South African and US military members team up for Shared Accord

By Master Sgt. Dave ThompsonAugust 4, 2022

RICHARDS BAY, South Africa—A team of U.S. Army Soldiers, from the New York Army National Guard, U.S. Army Reserve and Southern European Task Force, Africa, partnered with medical professionals with the South African National Defense Force to provide medical care to about 3,000 South Africans in the Richards Bay area during MEDREX 2022-South Africa.

MEDREX is a medical training exercise and part of the larger Exercise Shared Accord, a joint and bilateral training exercise taking place in South Africa’s KwaZulu-Natal Province from July 11 to 27. Planned and executed by the United States Army Southern European Task Force, Africa, MEDREX allows military medical personnel from the U.S. Army and their African Partners to exchange medical practices, procedures and techniques that build and strengthen treatment capabilities, resulting in medical assistance to citizens in rural communities and lasting relationships between the medical professionals.

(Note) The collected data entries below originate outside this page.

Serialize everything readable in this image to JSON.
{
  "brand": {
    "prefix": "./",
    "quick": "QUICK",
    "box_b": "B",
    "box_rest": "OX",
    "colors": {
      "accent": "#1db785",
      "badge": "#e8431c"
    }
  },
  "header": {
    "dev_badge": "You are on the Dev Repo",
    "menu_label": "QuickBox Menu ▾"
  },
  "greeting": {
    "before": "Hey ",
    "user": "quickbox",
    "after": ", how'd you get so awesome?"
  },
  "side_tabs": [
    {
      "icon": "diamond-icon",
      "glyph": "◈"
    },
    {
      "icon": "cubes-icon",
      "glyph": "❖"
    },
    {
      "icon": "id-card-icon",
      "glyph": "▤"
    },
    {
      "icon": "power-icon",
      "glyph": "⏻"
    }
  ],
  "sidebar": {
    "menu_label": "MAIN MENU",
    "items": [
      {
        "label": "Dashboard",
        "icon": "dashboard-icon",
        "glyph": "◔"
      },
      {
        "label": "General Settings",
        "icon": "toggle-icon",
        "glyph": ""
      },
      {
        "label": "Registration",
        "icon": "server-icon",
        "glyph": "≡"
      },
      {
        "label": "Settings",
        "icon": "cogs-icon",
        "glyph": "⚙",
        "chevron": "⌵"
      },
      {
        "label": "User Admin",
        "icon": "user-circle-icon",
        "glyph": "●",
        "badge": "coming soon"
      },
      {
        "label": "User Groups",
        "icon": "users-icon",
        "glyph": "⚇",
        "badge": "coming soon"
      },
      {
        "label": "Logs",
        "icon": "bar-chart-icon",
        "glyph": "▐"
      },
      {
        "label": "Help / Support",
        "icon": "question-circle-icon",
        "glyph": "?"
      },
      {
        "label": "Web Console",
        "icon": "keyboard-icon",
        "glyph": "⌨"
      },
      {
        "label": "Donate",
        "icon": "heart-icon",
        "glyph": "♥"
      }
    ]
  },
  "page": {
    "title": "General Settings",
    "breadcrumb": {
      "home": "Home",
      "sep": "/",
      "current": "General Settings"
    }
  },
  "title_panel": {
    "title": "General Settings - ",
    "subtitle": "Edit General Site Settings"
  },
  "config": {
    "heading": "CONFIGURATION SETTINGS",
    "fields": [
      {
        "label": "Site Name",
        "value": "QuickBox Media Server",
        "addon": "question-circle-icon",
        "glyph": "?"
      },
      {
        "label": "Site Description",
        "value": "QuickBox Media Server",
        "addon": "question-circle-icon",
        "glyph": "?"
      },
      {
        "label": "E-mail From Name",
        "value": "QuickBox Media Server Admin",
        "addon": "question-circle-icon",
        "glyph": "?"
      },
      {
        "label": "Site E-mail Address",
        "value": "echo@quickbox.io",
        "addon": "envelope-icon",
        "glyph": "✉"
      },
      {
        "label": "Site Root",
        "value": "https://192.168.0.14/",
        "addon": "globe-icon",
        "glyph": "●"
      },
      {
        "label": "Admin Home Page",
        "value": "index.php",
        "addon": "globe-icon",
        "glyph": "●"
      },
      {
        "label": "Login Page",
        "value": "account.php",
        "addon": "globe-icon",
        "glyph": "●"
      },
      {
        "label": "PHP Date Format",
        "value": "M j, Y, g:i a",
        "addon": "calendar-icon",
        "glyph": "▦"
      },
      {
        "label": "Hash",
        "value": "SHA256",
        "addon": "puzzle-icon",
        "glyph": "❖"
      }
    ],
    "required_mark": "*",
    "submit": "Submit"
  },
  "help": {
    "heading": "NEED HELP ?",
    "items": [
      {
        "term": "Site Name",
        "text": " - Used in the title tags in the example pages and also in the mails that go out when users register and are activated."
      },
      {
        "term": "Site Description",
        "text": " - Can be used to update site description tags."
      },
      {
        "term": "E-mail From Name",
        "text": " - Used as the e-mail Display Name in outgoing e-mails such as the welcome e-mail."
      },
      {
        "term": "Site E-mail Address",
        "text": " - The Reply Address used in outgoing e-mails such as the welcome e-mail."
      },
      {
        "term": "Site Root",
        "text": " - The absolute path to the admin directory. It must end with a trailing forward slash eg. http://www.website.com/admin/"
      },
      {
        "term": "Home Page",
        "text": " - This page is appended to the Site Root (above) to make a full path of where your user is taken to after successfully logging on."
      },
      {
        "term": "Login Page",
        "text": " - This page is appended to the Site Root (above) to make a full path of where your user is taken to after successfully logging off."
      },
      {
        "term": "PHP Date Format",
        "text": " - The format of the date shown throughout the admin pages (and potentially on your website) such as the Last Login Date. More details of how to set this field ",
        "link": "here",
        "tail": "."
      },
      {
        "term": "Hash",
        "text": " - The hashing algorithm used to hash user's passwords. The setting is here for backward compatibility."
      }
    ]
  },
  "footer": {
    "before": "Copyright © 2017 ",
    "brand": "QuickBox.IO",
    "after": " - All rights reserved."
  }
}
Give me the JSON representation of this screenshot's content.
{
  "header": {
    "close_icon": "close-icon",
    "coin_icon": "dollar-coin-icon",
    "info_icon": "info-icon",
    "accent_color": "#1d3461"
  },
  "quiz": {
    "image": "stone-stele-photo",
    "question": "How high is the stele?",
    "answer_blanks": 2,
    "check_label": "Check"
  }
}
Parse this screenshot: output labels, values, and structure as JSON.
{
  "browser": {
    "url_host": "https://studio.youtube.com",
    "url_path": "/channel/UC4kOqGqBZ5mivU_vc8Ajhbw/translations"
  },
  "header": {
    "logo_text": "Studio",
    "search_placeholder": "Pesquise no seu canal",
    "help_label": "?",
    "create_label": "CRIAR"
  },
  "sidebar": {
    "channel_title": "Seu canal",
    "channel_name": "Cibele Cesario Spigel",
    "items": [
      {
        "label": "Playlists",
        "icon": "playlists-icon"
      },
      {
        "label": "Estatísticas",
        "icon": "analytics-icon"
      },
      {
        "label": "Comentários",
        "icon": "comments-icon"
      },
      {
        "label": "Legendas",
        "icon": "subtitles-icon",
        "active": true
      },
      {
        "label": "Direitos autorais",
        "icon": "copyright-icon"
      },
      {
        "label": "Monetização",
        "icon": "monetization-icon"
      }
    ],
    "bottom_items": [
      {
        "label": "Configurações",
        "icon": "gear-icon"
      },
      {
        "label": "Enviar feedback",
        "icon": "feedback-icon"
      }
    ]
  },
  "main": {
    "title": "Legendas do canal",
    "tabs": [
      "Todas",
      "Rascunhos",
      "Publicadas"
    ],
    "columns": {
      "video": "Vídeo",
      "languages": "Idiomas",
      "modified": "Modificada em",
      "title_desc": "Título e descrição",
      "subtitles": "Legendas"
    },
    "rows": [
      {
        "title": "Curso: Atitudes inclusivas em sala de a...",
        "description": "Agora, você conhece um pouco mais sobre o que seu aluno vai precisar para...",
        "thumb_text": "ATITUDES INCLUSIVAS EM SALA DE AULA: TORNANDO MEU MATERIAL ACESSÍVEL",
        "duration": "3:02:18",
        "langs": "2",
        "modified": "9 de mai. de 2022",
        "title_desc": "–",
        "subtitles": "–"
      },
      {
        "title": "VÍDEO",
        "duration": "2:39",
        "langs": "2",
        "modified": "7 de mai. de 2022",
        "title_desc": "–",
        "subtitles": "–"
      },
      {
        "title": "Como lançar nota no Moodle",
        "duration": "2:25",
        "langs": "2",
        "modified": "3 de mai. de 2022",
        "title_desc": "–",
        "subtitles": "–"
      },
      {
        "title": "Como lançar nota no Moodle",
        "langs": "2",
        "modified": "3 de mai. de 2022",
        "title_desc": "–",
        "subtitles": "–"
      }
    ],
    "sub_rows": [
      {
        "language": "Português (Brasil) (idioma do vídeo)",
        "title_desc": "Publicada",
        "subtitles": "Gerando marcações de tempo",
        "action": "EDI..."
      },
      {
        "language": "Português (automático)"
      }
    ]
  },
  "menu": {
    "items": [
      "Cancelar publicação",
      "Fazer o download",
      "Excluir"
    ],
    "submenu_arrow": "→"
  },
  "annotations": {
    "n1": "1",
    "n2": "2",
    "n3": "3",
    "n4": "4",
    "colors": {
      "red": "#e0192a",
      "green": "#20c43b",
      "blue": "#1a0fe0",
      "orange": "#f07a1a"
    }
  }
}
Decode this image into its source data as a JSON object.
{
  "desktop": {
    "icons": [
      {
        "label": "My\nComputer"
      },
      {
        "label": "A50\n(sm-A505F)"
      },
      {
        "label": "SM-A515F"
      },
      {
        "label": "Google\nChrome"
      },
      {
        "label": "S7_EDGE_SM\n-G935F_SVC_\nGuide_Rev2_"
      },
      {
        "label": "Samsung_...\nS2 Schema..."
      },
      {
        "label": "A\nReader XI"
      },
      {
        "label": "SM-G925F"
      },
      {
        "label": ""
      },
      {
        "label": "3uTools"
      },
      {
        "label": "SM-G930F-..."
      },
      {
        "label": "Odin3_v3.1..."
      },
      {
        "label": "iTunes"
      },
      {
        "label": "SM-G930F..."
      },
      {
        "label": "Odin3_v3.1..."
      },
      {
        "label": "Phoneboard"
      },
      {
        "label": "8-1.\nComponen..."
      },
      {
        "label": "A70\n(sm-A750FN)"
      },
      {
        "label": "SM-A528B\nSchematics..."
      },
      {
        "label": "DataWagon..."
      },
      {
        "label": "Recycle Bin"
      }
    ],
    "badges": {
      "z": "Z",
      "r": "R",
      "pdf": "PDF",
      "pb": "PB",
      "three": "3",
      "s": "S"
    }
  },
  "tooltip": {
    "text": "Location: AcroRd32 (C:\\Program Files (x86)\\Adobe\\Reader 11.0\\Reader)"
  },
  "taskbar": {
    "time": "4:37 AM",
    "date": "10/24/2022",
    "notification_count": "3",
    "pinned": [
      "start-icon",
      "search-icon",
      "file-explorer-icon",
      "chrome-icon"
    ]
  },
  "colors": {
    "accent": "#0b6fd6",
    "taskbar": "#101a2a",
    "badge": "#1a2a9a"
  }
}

"This has been one of the best experiences in my military career,” said Col. Martin Ortiz, a New York Army National Guard doctor who took part in the exercise. “The people here are very kind and loving and we got a chance to get to know them better and forge lasting friendships through our collaborative work. It’s been hugely rewarding and I look forward to coming back.”

A great deal of planning and coordination had to be done to successfully execute the medical readiness exercise, said Major Brian Baglin, a New York Army National Guard Medical Service Corps officer.

Working with the South African Military Health Services and the U.S. Embassy, the medical teams, which consisted of dentists, ophthalmologists, veterinarians, medical doctors and nurses, treated patients at six clinics throughout the KZN region. During the three-week exercise, the teams provided medical services to nearly 3,000 people and treated over 600 dental patients. The veterinarian teams vaccinated some 5,000 dogs and cats against rabies and performed over 60 spay and neuter procedures.

Maj. Martin Lesenyeho, a SANDF medical officer, said the mission was successful and the Americans worked well with their counterparts.

“The U.S. military has been incredibly professional and pleasant to work with. This is my first time working on this exercise with the U.S. military, but I look forward to working with them in future exercises,” Lesenyeho said.

Other components of Shared Accord included New York Army National Guard military police and infantry Soldiers conducting tactical exercises with their SANDF counterparts and a segment called Judicious Activation where the East African Response Force supported SANDF with tactical mission planning techniques.

"Overall, the mission was a huge success not only due to our ability to develop a carefully crafted plan through critical and creative thinking, but because we were also able to quickly adapt and make modifications as the situation evolved." Baglin said.

The exercise concluded 27 July with a closing ceremony that featured a sky diving demonstration, an anti-ambush response scenario and a helicopter casualty evacuation among others.